Menyatakan bahwa ilmu ini atau ilmu itu sudah final dan mengklaim bahwa ilmu ini paling benar dan sempurna, tidak bisa dikritik lagi, adalah sama saja mengeluarkan ilmu dari tabiat dan karakternya yang alamiah. Klaim semacam ini menjadikan pihak si pengklaim sebagai anti ilmu pengetahuan. Kenapa? Karena sejatinya watak ilmu itu memang bervariasi dan tidak pernah final.
Memaksa ilmu itu sebagai suatu yang tunggal dan final, berarti telah membunuh dan menguburkan ilmu pengetahuan. Dan ketika ilmu telah menemui ajal, menjadi mayat, lalu dikuburkan pada saat itulah ilmu menjelma menjadi ideologi. Jadi ideologi sesungguhnya adalah ilmu yang kehilangan daya dinamis, dan daya tumbuhnya yang alami. Menjadi anti kritik, menjadi haram diteliti kembali. Itulah ideologi.
Ketika dikaitkan dengan mazhab, mazhab Syafi’iyah misalnya, mungkin imam Syafi’i tidak pernah berniat mendirikan mazhab seperti kita lihat saat ini. Imam Syafi’i adalah seorang pemikir, seorang intelektual yang terbiasa menerima perbedaan. Bahkan dengan beberapa gurunya pun beliau berani berbeda. Kata-kata yang masyhur disampaikan oleh beliau adalah “Mazhab saya benar, tapi tidak menutup kemungkinan salah. Sebaliknya, mazhab selain saya salah, meski terbuka kemungkinan untuk benar”.
Lalu bagaimana pemikiran ilmiah imam Syafi’i yang terbuka menjadi mazhab atau kira-kira menjadi ideologi yang tertutup?
Kita bisa melacak dari sejarah tasyri’ dan perkembangan fikih awal dalam kaitannya dengan kekuasaan. Sebab, kekuasaanlah yang kerap mematenkan pemikiran ilmiah seseorang untuk kepentingan politik atau apapun. Pemikiran imam Syafi’i yang awalnya terbuka terhadap kritik menjadi sakral dan haram untuk dilintasi batas-batasnya.
Kondisi ini berlanjut lebih jauh dalam bentuk afiliasi sang pemikir dengan kekuasaan, dikuatkan oleh murid dan pengikut-pengikutnya.
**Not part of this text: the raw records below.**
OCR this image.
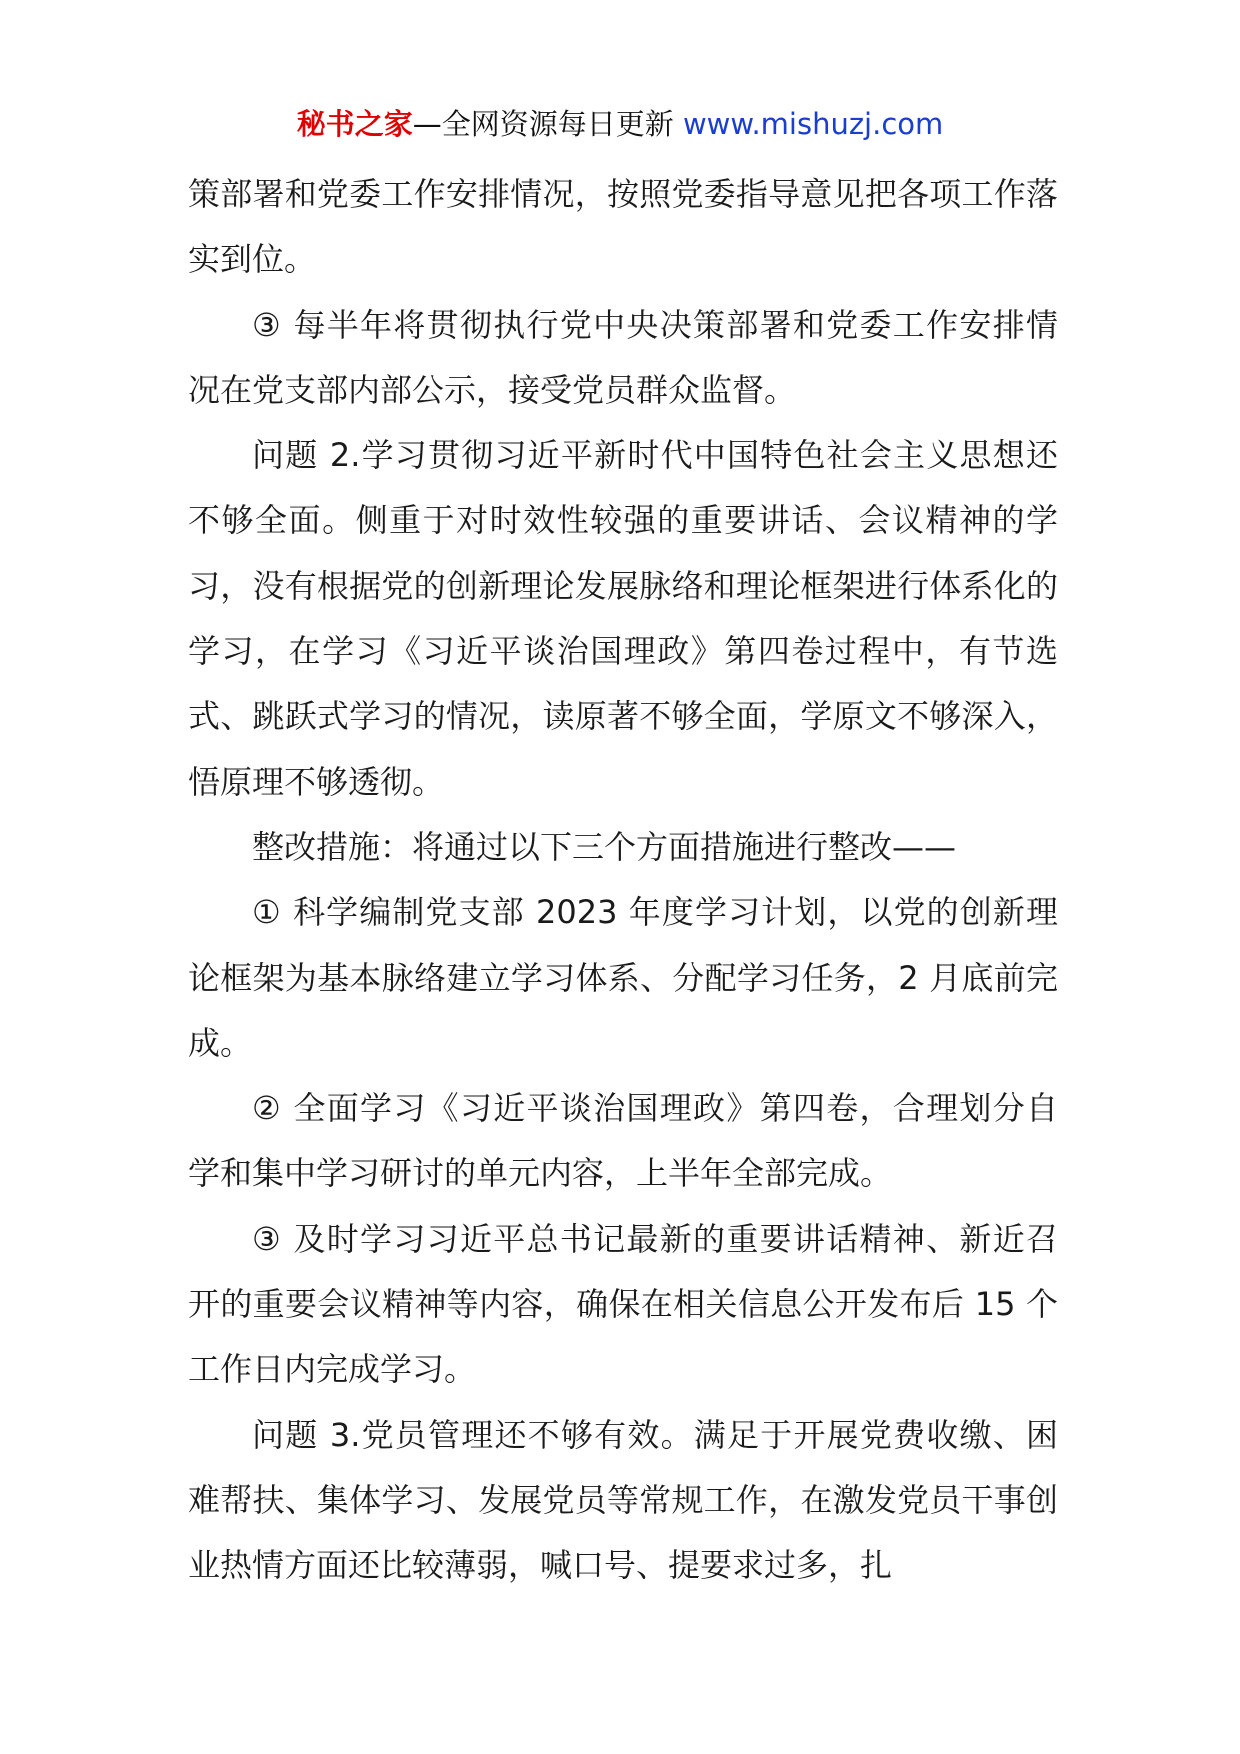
秘书之家—全网资源每日更新 www.mishuzj.com

策部署和党委工作安排情况，按照党委指导意见把各项工作落实到位。

③ 每半年将贯彻执行党中央决策部署和党委工作安排情况在党支部内部公示，接受党员群众监督。

问题 2.学习贯彻习近平新时代中国特色社会主义思想还不够全面。侧重于对时效性较强的重要讲话、会议精神的学习，没有根据党的创新理论发展脉络和理论框架进行体系化的学习，在学习《习近平谈治国理政》第四卷过程中，有节选式、跳跃式学习的情况，读原著不够全面，学原文不够深入，悟原理不够透彻。

整改措施：将通过以下三个方面措施进行整改——

① 科学编制党支部 2023 年度学习计划，以党的创新理论框架为基本脉络建立学习体系、分配学习任务，2 月底前完成。

② 全面学习《习近平谈治国理政》第四卷，合理划分自学和集中学习研讨的单元内容，上半年全部完成。

③ 及时学习习近平总书记最新的重要讲话精神、新近召开的重要会议精神等内容，确保在相关信息公开发布后 15 个工作日内完成学习。

问题 3.党员管理还不够有效。满足于开展党费收缴、困难帮扶、集体学习、发展党员等常规工作，在激发党员干事创业热情方面还比较薄弱，喊口号、提要求过多，扎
Sejak saat itu, berjayalah mazhab, dan runtuhlah kebebasan berpikir dalam wilayah keilmuannya.
Tetapi maaf, bukan saya anti mazhab, sebab dalam beberapa hal demi stabilitas dan tujuan yang lebih besar, mazhab dan ideologi itu penting. Layaknya filsafat pancasila menjadi ideologi Pancasila. Selagi kita masih NKRI, maka Pancasila adalah harga mati. Tidak boleh diganggu gugat, apalagi oleh ideologi yang tidak jelas jenis kelamin dan manfaatnya, seperti Khilafah.
Semoga bermanfaat. Tak setuju silahkan! (*)
Achmad Bahrur Rozi, Alumnus UIN Sunan Kalijaga Yogyakarta.